Como o Exército Vermelho emergiu vitorioso da Guerra civil russa, os emigrados Czaristas se espalharam a muitos países. Alguns deles formaram focos para a distribuição de propaganda anti-semítica. Os esforços deles caíram em terreno receptivo. Nos EUA, Henry Ford ficou impressionado o suficiente para contratar um time de detetives para tentar localizar os Anciões de Sião. Na Inglaterra os Protocolos foram tomados seriamente pela maioria das seções respeitadas da imprensa. Em 1920 The Times editorialisou: "Será que nós, esforçando cada fibra de nosso corpo nacional, escapamos de uma Pax Germanicus apenas para entrar em uma Pax Judaica? Os Anciões de Sião, como representados nos seus Protocolos, não são de forma alguma mestres mais amáveis que William II e seus capangas". (É justo atentar que nos anos seguintes o Times publicou uma série de artigos expondo a natureza fraudulenta dos Protocolos.)
Na Alemanha a publicação deles deu um impulso considerável ao embrionário partido Nazista. Os resultados do anti-semitismo na Alemanha significaram que o tipo de idéias tratadas neste artigo acabaram se tornando reservados em grande parte a grupos abertamente nazistas, como a Frente Nacional na Inglaterra [12]. Porém os últimos anos parecem ter visto um revival de teorias de conspiração. Uma fonte disto parece ter sido o conflito entre os tradicionalistas e liberais na igreja católica romana. Os oponentes da reforma na igreja têm em alguns países como a França disseminado propaganda anti-maçônica e anti-semítica do tipo do século XIX, e alegam que os Maçons dominaram a Igreja.
Porém a fonte principal de teorias de conspiração modernas é os EUA. Isto é dificilmente surpreendente. Os assassinatos políticos dos anos 60 deixaram muitas perguntas sem resposta; o escândalo de Watergate revelou uma rede de conspiração criminal que se estende até a Casa Branca, e foi seguido por revelações sobre a CIA relativas ao uso de drogas ilegais, planos de assassinato e negócios com gângsteres que pareciam tão fantásticas quanto as idéias mais estranhas das teorias de conspiração. Jimmy Carter, cuja eleição tinha parecido prometer uma quebra deste mundo dos criminosos políticos, mostrou ser um membro da Comissão Trilateral, um clube semi-secreto de políticos e homens ricos, patrocinado pelos Rockefellers. [13]

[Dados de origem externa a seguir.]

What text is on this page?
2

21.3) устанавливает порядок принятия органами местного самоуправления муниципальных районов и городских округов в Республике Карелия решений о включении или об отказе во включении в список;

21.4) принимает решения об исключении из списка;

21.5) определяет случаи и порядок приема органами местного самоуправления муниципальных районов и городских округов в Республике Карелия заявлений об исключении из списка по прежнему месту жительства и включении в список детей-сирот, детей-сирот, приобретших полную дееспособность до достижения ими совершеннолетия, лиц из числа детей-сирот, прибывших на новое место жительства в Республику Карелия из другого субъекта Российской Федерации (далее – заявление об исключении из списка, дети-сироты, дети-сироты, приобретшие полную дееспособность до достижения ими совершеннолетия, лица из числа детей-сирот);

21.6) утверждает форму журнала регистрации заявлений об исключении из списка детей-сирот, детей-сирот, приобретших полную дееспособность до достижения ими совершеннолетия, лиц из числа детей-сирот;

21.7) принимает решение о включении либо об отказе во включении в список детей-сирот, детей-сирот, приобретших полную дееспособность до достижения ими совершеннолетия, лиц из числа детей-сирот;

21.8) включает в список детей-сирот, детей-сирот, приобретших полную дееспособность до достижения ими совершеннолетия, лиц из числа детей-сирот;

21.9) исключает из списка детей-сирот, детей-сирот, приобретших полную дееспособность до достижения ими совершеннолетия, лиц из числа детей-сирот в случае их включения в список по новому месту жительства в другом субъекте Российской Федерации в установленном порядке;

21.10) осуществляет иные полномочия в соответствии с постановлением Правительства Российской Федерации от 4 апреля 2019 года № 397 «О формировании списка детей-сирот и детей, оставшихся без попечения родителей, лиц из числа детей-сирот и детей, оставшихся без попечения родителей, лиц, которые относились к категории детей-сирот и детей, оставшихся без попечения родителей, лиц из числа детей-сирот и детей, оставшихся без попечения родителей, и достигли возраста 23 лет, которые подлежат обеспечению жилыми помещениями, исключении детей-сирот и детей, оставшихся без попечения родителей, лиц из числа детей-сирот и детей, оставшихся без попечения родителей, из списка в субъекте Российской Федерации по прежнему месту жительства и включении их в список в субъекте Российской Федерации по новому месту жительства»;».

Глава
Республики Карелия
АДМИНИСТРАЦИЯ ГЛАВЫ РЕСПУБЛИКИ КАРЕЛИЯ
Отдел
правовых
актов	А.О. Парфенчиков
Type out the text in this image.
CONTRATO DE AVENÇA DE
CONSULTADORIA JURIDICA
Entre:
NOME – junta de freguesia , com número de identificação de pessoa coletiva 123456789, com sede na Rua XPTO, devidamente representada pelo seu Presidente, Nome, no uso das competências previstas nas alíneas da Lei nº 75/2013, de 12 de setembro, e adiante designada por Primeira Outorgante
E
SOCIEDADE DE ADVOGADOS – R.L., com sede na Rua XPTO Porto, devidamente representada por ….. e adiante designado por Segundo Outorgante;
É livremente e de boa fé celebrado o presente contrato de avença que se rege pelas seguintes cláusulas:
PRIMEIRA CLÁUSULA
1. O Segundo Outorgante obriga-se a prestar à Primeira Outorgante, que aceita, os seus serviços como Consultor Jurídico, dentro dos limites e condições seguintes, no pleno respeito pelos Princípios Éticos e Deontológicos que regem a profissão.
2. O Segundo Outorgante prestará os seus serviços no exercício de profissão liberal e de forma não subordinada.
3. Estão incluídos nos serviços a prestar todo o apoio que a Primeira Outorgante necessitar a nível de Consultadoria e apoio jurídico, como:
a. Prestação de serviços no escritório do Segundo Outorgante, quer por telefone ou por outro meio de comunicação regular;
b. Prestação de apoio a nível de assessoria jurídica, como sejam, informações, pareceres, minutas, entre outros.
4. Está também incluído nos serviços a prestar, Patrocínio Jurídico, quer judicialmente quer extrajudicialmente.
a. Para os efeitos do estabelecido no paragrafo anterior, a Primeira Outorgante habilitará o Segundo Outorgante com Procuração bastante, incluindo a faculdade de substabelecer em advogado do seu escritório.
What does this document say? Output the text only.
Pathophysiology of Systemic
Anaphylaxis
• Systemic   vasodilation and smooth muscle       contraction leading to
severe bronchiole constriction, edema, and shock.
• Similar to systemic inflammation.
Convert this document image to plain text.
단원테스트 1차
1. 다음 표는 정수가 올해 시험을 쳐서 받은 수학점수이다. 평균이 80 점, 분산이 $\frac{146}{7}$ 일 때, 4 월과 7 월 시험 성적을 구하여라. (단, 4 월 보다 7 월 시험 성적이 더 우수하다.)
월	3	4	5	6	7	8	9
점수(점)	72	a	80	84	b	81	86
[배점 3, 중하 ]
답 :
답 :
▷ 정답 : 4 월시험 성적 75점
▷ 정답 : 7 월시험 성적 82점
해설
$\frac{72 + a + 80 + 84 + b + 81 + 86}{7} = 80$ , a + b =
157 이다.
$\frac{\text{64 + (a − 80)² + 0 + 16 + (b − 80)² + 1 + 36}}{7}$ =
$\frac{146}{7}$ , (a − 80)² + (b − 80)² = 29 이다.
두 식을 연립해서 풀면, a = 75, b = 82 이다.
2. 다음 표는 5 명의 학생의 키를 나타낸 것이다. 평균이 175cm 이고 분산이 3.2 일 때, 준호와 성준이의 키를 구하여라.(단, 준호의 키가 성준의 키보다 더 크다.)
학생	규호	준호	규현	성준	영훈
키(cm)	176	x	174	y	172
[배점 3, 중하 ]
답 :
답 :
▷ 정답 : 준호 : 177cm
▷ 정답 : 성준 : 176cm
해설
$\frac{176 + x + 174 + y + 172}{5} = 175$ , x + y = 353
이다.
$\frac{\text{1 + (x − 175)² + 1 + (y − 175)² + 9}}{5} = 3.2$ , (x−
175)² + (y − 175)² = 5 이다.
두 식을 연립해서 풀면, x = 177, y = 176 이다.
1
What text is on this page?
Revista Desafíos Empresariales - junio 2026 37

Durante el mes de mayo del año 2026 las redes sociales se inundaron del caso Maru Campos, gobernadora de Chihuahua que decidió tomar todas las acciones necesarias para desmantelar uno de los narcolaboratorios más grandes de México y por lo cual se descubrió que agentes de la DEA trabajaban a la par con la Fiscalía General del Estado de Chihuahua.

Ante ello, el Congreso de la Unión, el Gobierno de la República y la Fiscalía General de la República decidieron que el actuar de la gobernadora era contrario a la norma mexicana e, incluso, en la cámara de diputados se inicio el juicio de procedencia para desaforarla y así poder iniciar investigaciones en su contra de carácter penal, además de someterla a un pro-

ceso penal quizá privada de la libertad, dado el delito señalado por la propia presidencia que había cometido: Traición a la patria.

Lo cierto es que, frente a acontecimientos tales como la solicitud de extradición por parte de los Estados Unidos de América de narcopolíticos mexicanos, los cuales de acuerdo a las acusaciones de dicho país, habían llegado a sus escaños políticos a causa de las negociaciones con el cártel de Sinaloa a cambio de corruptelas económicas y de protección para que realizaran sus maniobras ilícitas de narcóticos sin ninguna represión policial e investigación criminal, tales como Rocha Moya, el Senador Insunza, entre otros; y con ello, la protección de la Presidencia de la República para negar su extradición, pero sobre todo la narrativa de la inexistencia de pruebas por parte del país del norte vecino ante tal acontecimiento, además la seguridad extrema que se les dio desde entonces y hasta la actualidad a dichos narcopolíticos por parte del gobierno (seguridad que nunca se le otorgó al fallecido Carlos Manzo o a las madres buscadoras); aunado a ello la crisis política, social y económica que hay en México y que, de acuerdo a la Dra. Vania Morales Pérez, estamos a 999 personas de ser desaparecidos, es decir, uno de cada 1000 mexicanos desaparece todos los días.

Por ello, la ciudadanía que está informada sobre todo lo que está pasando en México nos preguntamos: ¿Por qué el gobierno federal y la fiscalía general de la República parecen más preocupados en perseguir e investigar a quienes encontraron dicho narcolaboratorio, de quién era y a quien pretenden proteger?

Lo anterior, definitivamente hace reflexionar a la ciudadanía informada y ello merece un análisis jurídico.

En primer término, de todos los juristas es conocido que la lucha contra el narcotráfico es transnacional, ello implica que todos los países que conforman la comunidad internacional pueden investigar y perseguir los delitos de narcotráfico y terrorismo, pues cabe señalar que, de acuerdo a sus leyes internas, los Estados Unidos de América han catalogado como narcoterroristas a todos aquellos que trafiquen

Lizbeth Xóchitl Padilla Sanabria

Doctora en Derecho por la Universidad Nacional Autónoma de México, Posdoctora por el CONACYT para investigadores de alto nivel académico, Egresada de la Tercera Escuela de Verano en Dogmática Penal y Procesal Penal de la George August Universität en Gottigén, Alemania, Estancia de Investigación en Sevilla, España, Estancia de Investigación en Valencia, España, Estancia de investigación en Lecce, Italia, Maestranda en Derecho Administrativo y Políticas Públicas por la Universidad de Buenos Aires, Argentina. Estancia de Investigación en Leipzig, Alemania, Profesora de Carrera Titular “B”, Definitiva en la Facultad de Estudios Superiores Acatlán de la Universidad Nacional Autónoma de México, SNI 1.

Muitos grupos diferentes responderam a estes eventos com interpretações conspiratórias. A Sociedade John Birch, que já foi uma organização puramente de extremo anticomunismo, descobriu os trabalhos de Nesta Webster e os teoristas de conspiração anteriores como Barruel e Robison. A Sociedade proclama agora que o Comunismo é uma criação de banqueiros internacionais, e a Comissão Trilateral seria a mais recente face dos Illuminati. Na Esquerda alguns escritores abandonaram idéias socialistas tradicionais de como a sociedade funciona em favor de uma análise da sociedade americana que a vê controlada por agências de inteligência e super-capitalistas. [14] Illuminatus de Robert Alton Wilson, um estranho romance de ficção científica que incorpora histórias de conspiração de esquerda e direita se tornou um best-seller.
Tal é o mundo das teorias de conspiração; um mundo que como nós veremos na segunda parte deste estudo, tem várias ligações surpreendentes com a ufologia.